When Districts Support and Integrate Social and Emotional Learning (SEL)
Findings From an Ongoing Evaluation of Districtwide Implementation of SEL
Students need more than just academic knowledge to succeed in college, careers, and personal and public life. They need to understand their own skills and abilities, manage their emotions and behavior, communicate effectively, negotiate conflict, care about others, and make responsible decisions. Social and emotional skills undergird student success—and build better citizens. When such skills are intentionally taught, practiced, and reinforced in schools, students have better behavioral, social, and academic outcomes.
Social and emotional learning (SEL) is increasingly accepted by educators and researchers as a process to cultivate life skills that foster personal development, academic achievement, and a more empathic school climate. SEL has been integrated into classes and taught in many schools, but the challenge for educators and policy makers is to better understand the most effective strategies for districtwide implementation.
Research on students who participated in some form of SEL instruction has found short and long-term benefits in student outcomes, with most research focusing on elementary and middle grade programs.
Although most SEL research has focused on the classroom or school, AIR is in the fifth year of evaluating a first-ever initiative to promote districtwide integration of SEL into the core activities of large urban districts. The Collaborating Districts Initiative (CDI)—developed by the Collaborative for Academic, Social, and Emotional Learning (CASEL) and funded by the NoVo Foundation and the Einhorn Family Charitable Trust—focuses on district systems, district strategic vision that includes SEL, SEL standards, professional learning, and continuous improvement to implement and integrate SEL into districts’ ongoing efforts. Each of eight districts received annual grants of $250,000 for up to 6 years.

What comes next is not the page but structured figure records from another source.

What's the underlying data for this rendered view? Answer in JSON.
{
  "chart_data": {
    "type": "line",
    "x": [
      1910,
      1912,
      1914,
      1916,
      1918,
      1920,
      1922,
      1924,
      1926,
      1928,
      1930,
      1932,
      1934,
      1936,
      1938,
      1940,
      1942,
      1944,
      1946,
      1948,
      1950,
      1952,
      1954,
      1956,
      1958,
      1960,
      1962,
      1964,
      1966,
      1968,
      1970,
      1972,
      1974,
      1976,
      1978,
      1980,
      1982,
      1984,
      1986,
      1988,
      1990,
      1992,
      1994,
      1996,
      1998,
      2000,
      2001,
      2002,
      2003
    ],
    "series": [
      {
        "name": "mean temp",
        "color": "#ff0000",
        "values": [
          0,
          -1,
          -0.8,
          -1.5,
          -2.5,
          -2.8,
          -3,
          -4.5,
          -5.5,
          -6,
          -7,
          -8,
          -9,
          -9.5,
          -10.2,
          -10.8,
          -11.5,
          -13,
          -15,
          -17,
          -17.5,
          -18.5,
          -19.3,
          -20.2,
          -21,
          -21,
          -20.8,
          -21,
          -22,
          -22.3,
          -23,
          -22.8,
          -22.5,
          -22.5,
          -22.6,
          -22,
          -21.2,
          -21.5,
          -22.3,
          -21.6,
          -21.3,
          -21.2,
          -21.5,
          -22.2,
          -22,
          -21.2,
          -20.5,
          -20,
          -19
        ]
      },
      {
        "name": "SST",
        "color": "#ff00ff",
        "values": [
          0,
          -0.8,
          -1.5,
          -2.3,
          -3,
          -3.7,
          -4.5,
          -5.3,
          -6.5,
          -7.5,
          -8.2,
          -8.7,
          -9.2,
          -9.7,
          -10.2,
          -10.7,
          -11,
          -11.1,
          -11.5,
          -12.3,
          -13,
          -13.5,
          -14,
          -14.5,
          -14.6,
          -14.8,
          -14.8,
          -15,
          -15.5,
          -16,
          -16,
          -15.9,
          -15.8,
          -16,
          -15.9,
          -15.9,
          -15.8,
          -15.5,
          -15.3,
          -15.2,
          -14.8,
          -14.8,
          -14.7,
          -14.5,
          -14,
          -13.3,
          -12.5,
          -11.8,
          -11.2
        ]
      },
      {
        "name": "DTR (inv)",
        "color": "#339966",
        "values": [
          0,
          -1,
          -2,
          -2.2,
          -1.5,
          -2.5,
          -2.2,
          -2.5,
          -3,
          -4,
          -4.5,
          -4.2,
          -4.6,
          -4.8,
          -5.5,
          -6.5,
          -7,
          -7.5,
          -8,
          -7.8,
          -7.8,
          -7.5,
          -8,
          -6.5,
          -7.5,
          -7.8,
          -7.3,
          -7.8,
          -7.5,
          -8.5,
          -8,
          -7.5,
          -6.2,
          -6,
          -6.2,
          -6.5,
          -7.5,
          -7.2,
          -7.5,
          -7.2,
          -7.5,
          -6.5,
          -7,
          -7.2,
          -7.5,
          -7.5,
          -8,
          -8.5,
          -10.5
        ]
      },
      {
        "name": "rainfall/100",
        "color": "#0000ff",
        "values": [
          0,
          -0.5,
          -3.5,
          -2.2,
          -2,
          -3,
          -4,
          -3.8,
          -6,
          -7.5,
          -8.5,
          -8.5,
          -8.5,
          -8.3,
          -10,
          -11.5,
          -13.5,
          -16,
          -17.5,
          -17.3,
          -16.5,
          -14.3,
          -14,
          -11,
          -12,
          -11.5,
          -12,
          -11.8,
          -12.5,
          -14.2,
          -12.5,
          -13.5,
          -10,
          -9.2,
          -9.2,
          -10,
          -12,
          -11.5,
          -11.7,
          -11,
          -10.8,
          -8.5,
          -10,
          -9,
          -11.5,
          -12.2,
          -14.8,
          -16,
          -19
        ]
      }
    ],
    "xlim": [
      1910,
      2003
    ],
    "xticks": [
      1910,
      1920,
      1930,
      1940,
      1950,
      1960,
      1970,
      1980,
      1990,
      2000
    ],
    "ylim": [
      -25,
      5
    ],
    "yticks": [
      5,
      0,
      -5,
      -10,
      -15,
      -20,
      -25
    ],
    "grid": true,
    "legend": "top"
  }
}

This amount represents less than 0.04% of the average CDI district’s annual budget for all expenses (this average excludes Chicago’s budget, which is larger than the other seven CDI district budgets combined).
Even with this modest investment, the research shows that districts improved each year in implementing key SEL activities. Three of the measured districts showed consistent gains in school climate; four of six measured districts showed improvement in third graders’ social and emotional competence; and, across the eight districts, GPA improved in four and discipline improved in six. However, other student outcomes (e.g., middle and high schoolers’ social and emotional competence and student attendance) have not shown significant change to date.

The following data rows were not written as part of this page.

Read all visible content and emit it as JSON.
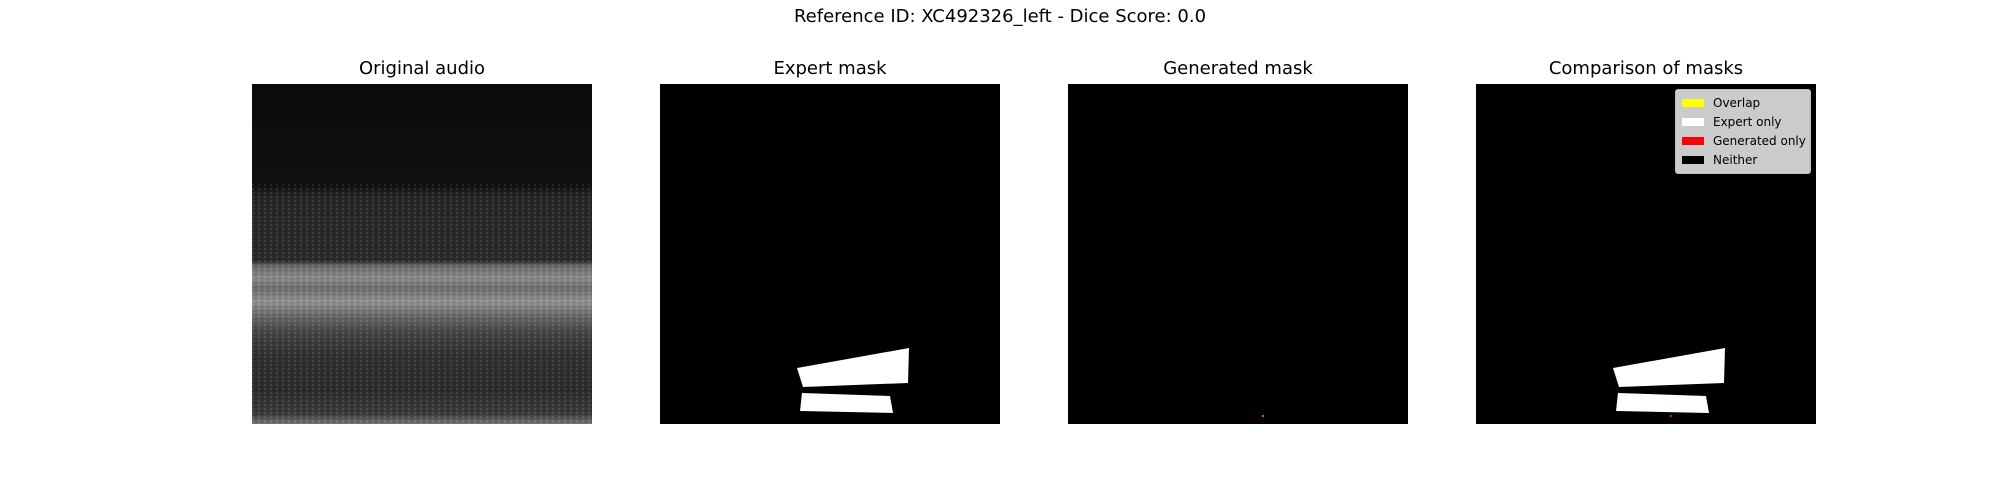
{
  "suptitle": "Reference ID: XC492326_left - Dice Score: 0.0",
  "panels": [
    {
      "title": "Original audio"
    },
    {
      "title": "Expert mask"
    },
    {
      "title": "Generated mask"
    },
    {
      "title": "Comparison of masks"
    }
  ],
  "legend": {
    "items": [
      {
        "label": "Overlap",
        "color": "#ffff00"
      },
      {
        "label": "Expert only",
        "color": "#ffffff"
      },
      {
        "label": "Generated only",
        "color": "#ff0000"
      },
      {
        "label": "Neither",
        "color": "#000000"
      }
    ]
  },
  "chart_data": [
    {
      "type": "heatmap",
      "title": "Original audio",
      "colormap": "grayscale"
    },
    {
      "type": "heatmap",
      "title": "Expert mask",
      "colormap": "binary"
    },
    {
      "type": "heatmap",
      "title": "Generated mask",
      "colormap": "binary"
    },
    {
      "type": "heatmap",
      "title": "Comparison of masks",
      "colormap": "categorical"
    }
  ]
}
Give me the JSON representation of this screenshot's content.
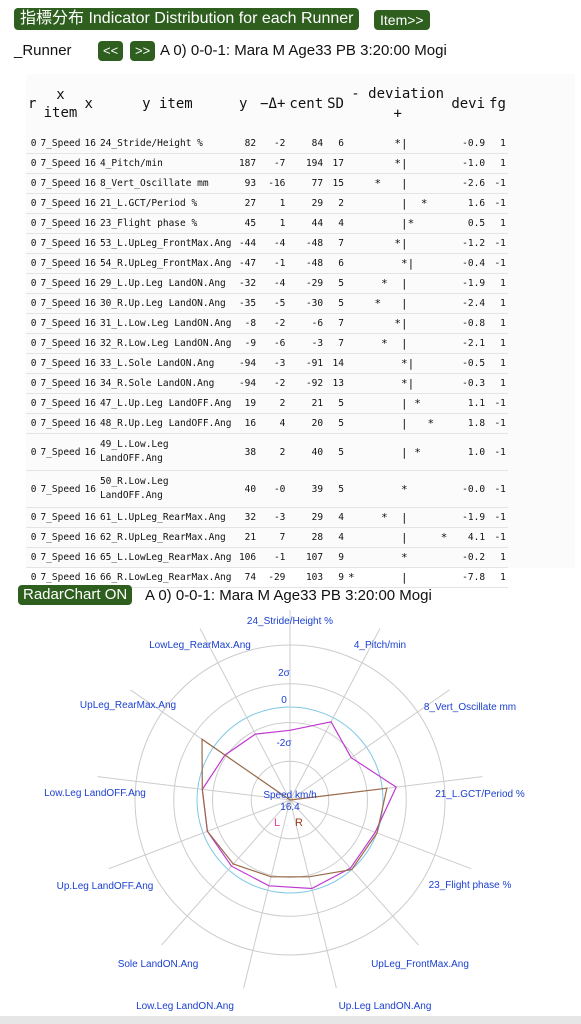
{
  "header": {
    "title_button": "指標分布 Indicator Distribution for each Runner",
    "item_button": "Item>>"
  },
  "runner_row": {
    "label": "_Runner",
    "prev_button": "<<",
    "next_button": ">>",
    "runner_info": "A 0) 0-0-1: Mara M Age33 PB 3:20:00 Mogi"
  },
  "table": {
    "headers": {
      "r": "r",
      "x_item": "x\nitem",
      "x": "x",
      "y_item": "y item",
      "y": "y",
      "delta": "−Δ+",
      "cent": "cent",
      "sd": "SD",
      "deviation": "- deviation\n+",
      "devi": "devi",
      "fg": "fg"
    },
    "rows": [
      {
        "r": "0",
        "x_item": "7_Speed",
        "x": "16",
        "y_item": "24_Stride/Height %",
        "y": "82",
        "delta": "-2",
        "cent": "84",
        "sd": "6",
        "bar": "       *|      ",
        "devi": "-0.9",
        "fg": "1"
      },
      {
        "r": "0",
        "x_item": "7_Speed",
        "x": "16",
        "y_item": "4_Pitch/min",
        "y": "187",
        "delta": "-7",
        "cent": "194",
        "sd": "17",
        "bar": "       *|      ",
        "devi": "-1.0",
        "fg": "1"
      },
      {
        "r": "0",
        "x_item": "7_Speed",
        "x": "16",
        "y_item": "8_Vert_Oscillate mm",
        "y": "93",
        "delta": "-16",
        "cent": "77",
        "sd": "15",
        "bar": "    *   |      ",
        "devi": "-2.6",
        "fg": "-1"
      },
      {
        "r": "0",
        "x_item": "7_Speed",
        "x": "16",
        "y_item": "21_L.GCT/Period %",
        "y": "27",
        "delta": "1",
        "cent": "29",
        "sd": "2",
        "bar": "        |  *   ",
        "devi": "1.6",
        "fg": "-1"
      },
      {
        "r": "0",
        "x_item": "7_Speed",
        "x": "16",
        "y_item": "23_Flight phase %",
        "y": "45",
        "delta": "1",
        "cent": "44",
        "sd": "4",
        "bar": "        |*     ",
        "devi": "0.5",
        "fg": "1"
      },
      {
        "r": "0",
        "x_item": "7_Speed",
        "x": "16",
        "y_item": "53_L.UpLeg_FrontMax.Ang",
        "y": "-44",
        "delta": "-4",
        "cent": "-48",
        "sd": "7",
        "bar": "       *|      ",
        "devi": "-1.2",
        "fg": "-1"
      },
      {
        "r": "0",
        "x_item": "7_Speed",
        "x": "16",
        "y_item": "54_R.UpLeg_FrontMax.Ang",
        "y": "-47",
        "delta": "-1",
        "cent": "-48",
        "sd": "6",
        "bar": "        *|     ",
        "devi": "-0.4",
        "fg": "-1"
      },
      {
        "r": "0",
        "x_item": "7_Speed",
        "x": "16",
        "y_item": "29_L.Up.Leg LandON.Ang",
        "y": "-32",
        "delta": "-4",
        "cent": "-29",
        "sd": "5",
        "bar": "     *  |      ",
        "devi": "-1.9",
        "fg": "1"
      },
      {
        "r": "0",
        "x_item": "7_Speed",
        "x": "16",
        "y_item": "30_R.Up.Leg LandON.Ang",
        "y": "-35",
        "delta": "-5",
        "cent": "-30",
        "sd": "5",
        "bar": "    *   |      ",
        "devi": "-2.4",
        "fg": "1"
      },
      {
        "r": "0",
        "x_item": "7_Speed",
        "x": "16",
        "y_item": "31_L.Low.Leg LandON.Ang",
        "y": "-8",
        "delta": "-2",
        "cent": "-6",
        "sd": "7",
        "bar": "       *|      ",
        "devi": "-0.8",
        "fg": "1"
      },
      {
        "r": "0",
        "x_item": "7_Speed",
        "x": "16",
        "y_item": "32_R.Low.Leg LandON.Ang",
        "y": "-9",
        "delta": "-6",
        "cent": "-3",
        "sd": "7",
        "bar": "     *  |      ",
        "devi": "-2.1",
        "fg": "1"
      },
      {
        "r": "0",
        "x_item": "7_Speed",
        "x": "16",
        "y_item": "33_L.Sole LandON.Ang",
        "y": "-94",
        "delta": "-3",
        "cent": "-91",
        "sd": "14",
        "bar": "        *|     ",
        "devi": "-0.5",
        "fg": "1"
      },
      {
        "r": "0",
        "x_item": "7_Speed",
        "x": "16",
        "y_item": "34_R.Sole LandON.Ang",
        "y": "-94",
        "delta": "-2",
        "cent": "-92",
        "sd": "13",
        "bar": "        *|     ",
        "devi": "-0.3",
        "fg": "1"
      },
      {
        "r": "0",
        "x_item": "7_Speed",
        "x": "16",
        "y_item": "47_L.Up.Leg LandOFF.Ang",
        "y": "19",
        "delta": "2",
        "cent": "21",
        "sd": "5",
        "bar": "        | *    ",
        "devi": "1.1",
        "fg": "-1"
      },
      {
        "r": "0",
        "x_item": "7_Speed",
        "x": "16",
        "y_item": "48_R.Up.Leg LandOFF.Ang",
        "y": "16",
        "delta": "4",
        "cent": "20",
        "sd": "5",
        "bar": "        |   *  ",
        "devi": "1.8",
        "fg": "-1"
      },
      {
        "r": "0",
        "x_item": "7_Speed",
        "x": "16",
        "y_item": "49_L.Low.Leg LandOFF.Ang",
        "y": "38",
        "delta": "2",
        "cent": "40",
        "sd": "5",
        "bar": "        | *    ",
        "devi": "1.0",
        "fg": "-1",
        "tall": true
      },
      {
        "r": "0",
        "x_item": "7_Speed",
        "x": "16",
        "y_item": "50_R.Low.Leg LandOFF.Ang",
        "y": "40",
        "delta": "-0",
        "cent": "39",
        "sd": "5",
        "bar": "        *      ",
        "devi": "-0.0",
        "fg": "-1",
        "tall": true
      },
      {
        "r": "0",
        "x_item": "7_Speed",
        "x": "16",
        "y_item": "61_L.UpLeg_RearMax.Ang",
        "y": "32",
        "delta": "-3",
        "cent": "29",
        "sd": "4",
        "bar": "     *  |      ",
        "devi": "-1.9",
        "fg": "-1"
      },
      {
        "r": "0",
        "x_item": "7_Speed",
        "x": "16",
        "y_item": "62_R.UpLeg_RearMax.Ang",
        "y": "21",
        "delta": "7",
        "cent": "28",
        "sd": "4",
        "bar": "        |     *",
        "devi": "4.1",
        "fg": "-1"
      },
      {
        "r": "0",
        "x_item": "7_Speed",
        "x": "16",
        "y_item": "65_L.LowLeg_RearMax.Ang",
        "y": "106",
        "delta": "-1",
        "cent": "107",
        "sd": "9",
        "bar": "        *      ",
        "devi": "-0.2",
        "fg": "1"
      },
      {
        "r": "0",
        "x_item": "7_Speed",
        "x": "16",
        "y_item": "66_R.LowLeg_RearMax.Ang",
        "y": "74",
        "delta": "-29",
        "cent": "103",
        "sd": "9",
        "bar": "*       |      ",
        "devi": "-7.8",
        "fg": "1"
      }
    ]
  },
  "radar_row": {
    "button": "RadarChart ON",
    "runner_info": "A 0) 0-0-1: Mara M Age33 PB 3:20:00 Mogi"
  },
  "radar": {
    "colors": {
      "grid": "#cccccc",
      "zero_ring": "#7ec8e3",
      "center_line": "#c03ad0",
      "runner_line": "#9a6a4a",
      "axis_label": "#1a3fd0",
      "l_label": "#e040a0",
      "r_label": "#a04020"
    },
    "ring_labels": [
      "2σ",
      "0",
      "-2σ"
    ],
    "center_title": "Speed km/h",
    "center_value": "16.4",
    "l_label": "L",
    "r_label": "R",
    "axis_labels": [
      "24_Stride/Height %",
      "4_Pitch/min",
      "8_Vert_Oscillate mm",
      "21_L.GCT/Period %",
      "23_Flight phase %",
      "UpLeg_FrontMax.Ang",
      "Up.Leg LandON.Ang",
      "Low.Leg LandON.Ang",
      "Sole LandON.Ang",
      "Up.Leg LandOFF.Ang",
      "Low.Leg LandOFF.Ang",
      "UpLeg_RearMax.Ang",
      "LowLeg_RearMax.Ang"
    ],
    "center_series": [
      0.75,
      0.95,
      0.8,
      1.15,
      0.98,
      0.98,
      0.98,
      0.95,
      0.95,
      0.95,
      0.95,
      0.85,
      0.8
    ],
    "runner_series": [
      -0.05,
      0.0,
      0.0,
      1.05,
      1.0,
      1.0,
      0.85,
      0.85,
      0.92,
      0.95,
      0.95,
      1.15,
      0.0
    ]
  }
}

Although many preschool through high school teachers—as well as college faculty and administrators, employers, parents, and students themselves—understand the potential benefits of cultivating social and emotional development, few have the time or support to enable students to build social and emotional competencies.
State, district, and school leaders should consider making SEL a priority. Doing so would entail implementing policies, standards, and guidance that support teachers and administrators to integrate SEL with academic instruction. Support is also extended to fostering best practices in behavior management, discipline, and school climate that promote healthy, safe, and nurturing environments for all students. Based on findings from this study and others, even modest investments in SEL can pay off for individuals, schools, and society.